Install the Python extension together with VS Code

The first thing you should do is set up and become acquainted with Visual Studio Code if you have not before. Additionally, you must be familiar with the Python programming language and its workings, particularly the principles of virtual environments.

Microsoft’s Python plugin provides the essential features required to utilize Python in VS Code. This addon offers test runners, code navigation, refactoring, syntax highlighting, and debugging tools. Linting, IntelliSense completion, and type-checking are not supported. These features are by Pylance, an additional extension installed automatically with the Python extension. Although they are maintained apart to allow for individual development, you will nearly always wish to employ the two in tandem.

Creating a new Visual Studio Code Python project

Establishing a new Python project consists of two essential steps. First, make a directory to house the project. Next, if necessary, make a virtual environment and load the requirements into it.

The first portion is not handled by the Python plugin for Visual Studio Code alone. For your project, you make the desired directory, add scaffolding, and add more items as needed. Theoretically, all you need to begin a Python project is an empty directory or a directory containing only one main.py file.

VS Code’s virtual environments for Python

Among the many crucial tasks, the Python extension may perform for you is virtual environment management for Python projects. Depending on how you have things configured, you can install requirements for a project and build up a Venv for it automatically:

After you do this, the Python extension will install any needs it finds (such as pyproject. toml file in the project) and establish the virtual environment and update pip within the venv. To view the setup process logs, click the Output tab in the VS Code console pane.

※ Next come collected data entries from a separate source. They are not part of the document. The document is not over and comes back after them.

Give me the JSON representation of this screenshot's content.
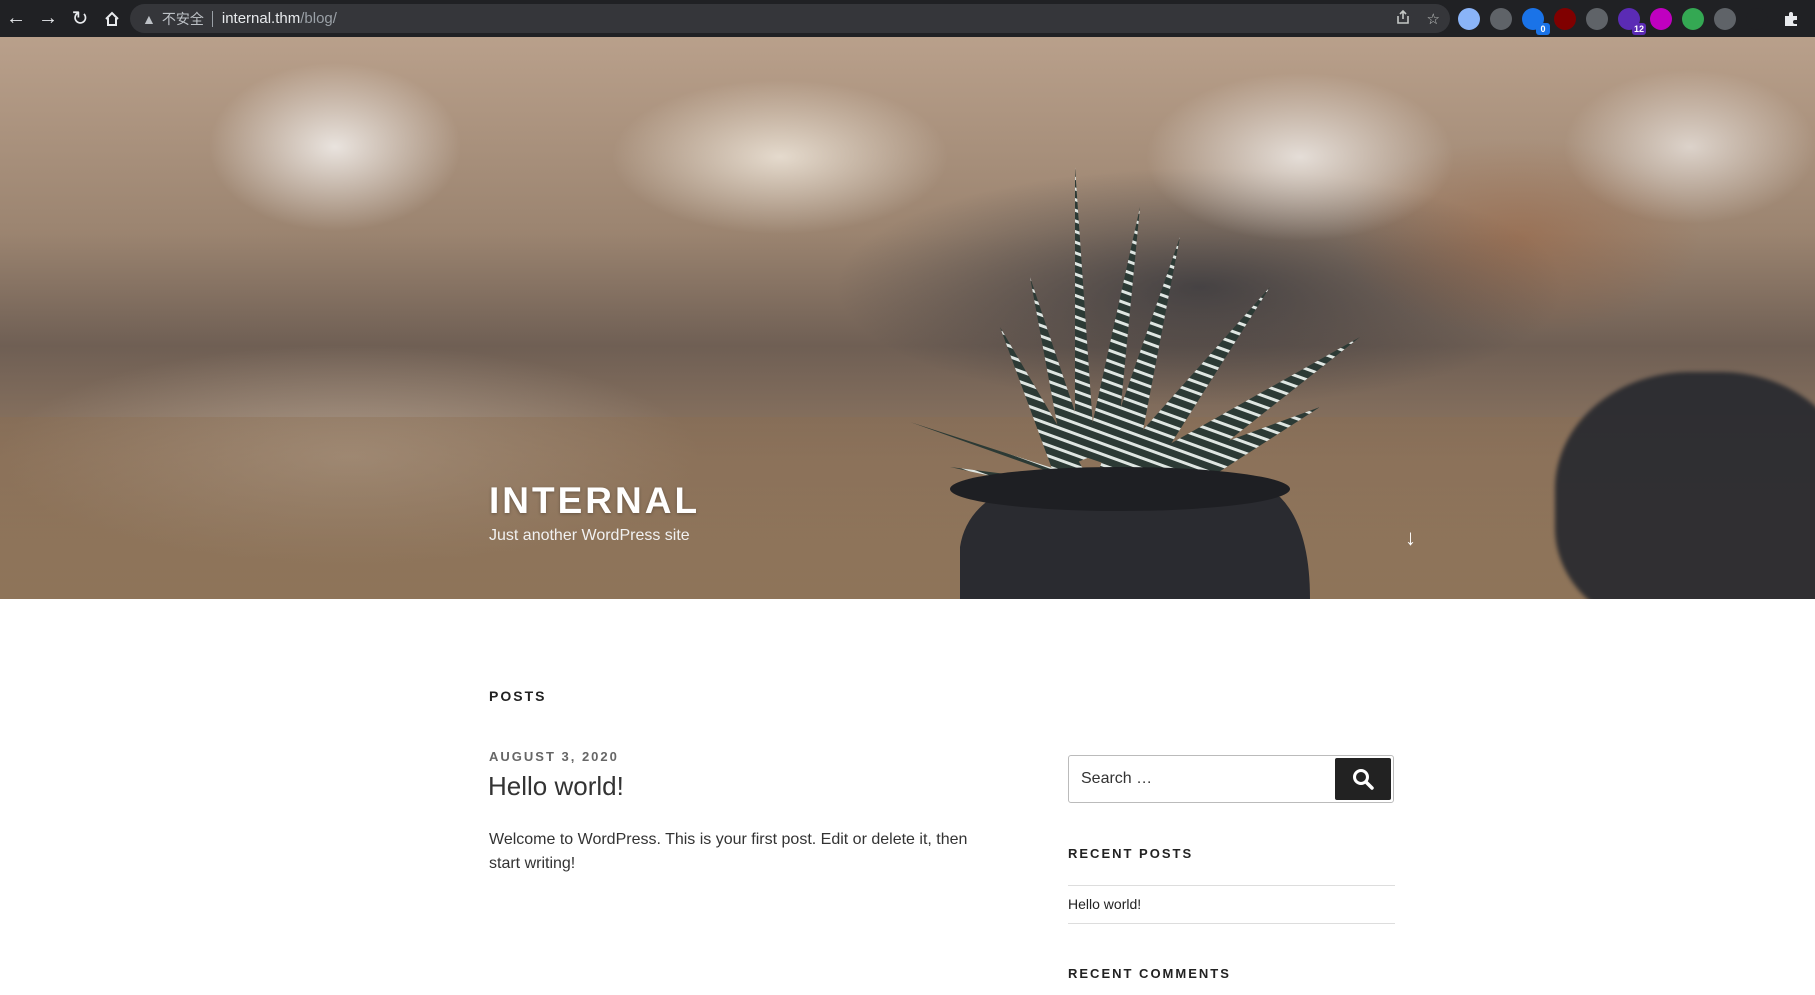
{
  "browser": {
    "insecure_label": "不安全",
    "url_host": "internal.thm",
    "url_path": "/blog/",
    "extensions": [
      {
        "icon": "circle-ext-icon",
        "color": "#8ab4f8",
        "badge": ""
      },
      {
        "icon": "glasses-ext-icon",
        "color": "#5f6368",
        "badge": ""
      },
      {
        "icon": "shield-ext-icon",
        "color": "#1a73e8",
        "badge": "0"
      },
      {
        "icon": "ublock-ext-icon",
        "color": "#800000",
        "badge": ""
      },
      {
        "icon": "cloud-ext-icon",
        "color": "#5f6368",
        "badge": ""
      },
      {
        "icon": "puzzle-purple-ext-icon",
        "color": "#5b2bb5",
        "badge": "12"
      },
      {
        "icon": "lr-ext-icon",
        "color": "#c000c0",
        "badge": ""
      },
      {
        "icon": "green-ring-ext-icon",
        "color": "#34a853",
        "badge": ""
      },
      {
        "icon": "grey-puzzle-ext-icon",
        "color": "#5f6368",
        "badge": ""
      },
      {
        "icon": "mask-ext-icon",
        "color": "#202124",
        "badge": ""
      }
    ]
  },
  "hero": {
    "site_title": "INTERNAL",
    "site_description": "Just another WordPress site"
  },
  "main": {
    "posts_heading": "POSTS",
    "post": {
      "date": "AUGUST 3, 2020",
      "title": "Hello world!",
      "excerpt": "Welcome to WordPress. This is your first post. Edit or delete it, then start writing!"
    }
  },
  "sidebar": {
    "search_placeholder": "Search …",
    "recent_posts_title": "RECENT POSTS",
    "recent_posts": [
      "Hello world!"
    ],
    "recent_comments_title": "RECENT COMMENTS"
  }
}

Using VS Code to set up an existing Python project

Generally, all you need to do to set up Visual Studio Code for an existing Python project is enter the project directory in Visual Studio Code, provide access, and choose a virtual environment if required.

If you are unaware, the Python extension in VS Code has a subtle quirk regarding virtual environments that could cause trouble. The Python extension does not activate when you launch a Python project in Visual Studio Code until you do a Python-related action. Opening a Python file in your project is the most typical move in this vein.

VS Code launch for a Python project

Using the Run command on the file open in Visual Studio Code is the simple approach to running Python code in the editor. You can accomplish this by clicking the right-facing arrow at the top right of the code box, pressing Ctrl-F5, or selecting Run / Run without debugging from the VS Code menu.

Python linting and VS Code verification

The Pylance extension for linting and type-checking Python code is part of the Python VS Code extension. Through language server, it also offers real-time code feedback for tooltips and auto completion. It should run automatically as long as the extension is active and a Python file is loaded in Visual Studio Code.

Using VS Code for Python test creation and management

Python test frameworks are constructed using one of two libraries: the third-party pytest or unittest from the standard library. Test runners for such libraries are found and configured using the Python VS Code plugin. Additionally, extensions to managing testing for different test frameworks or unique application setups (like Django) can be installed.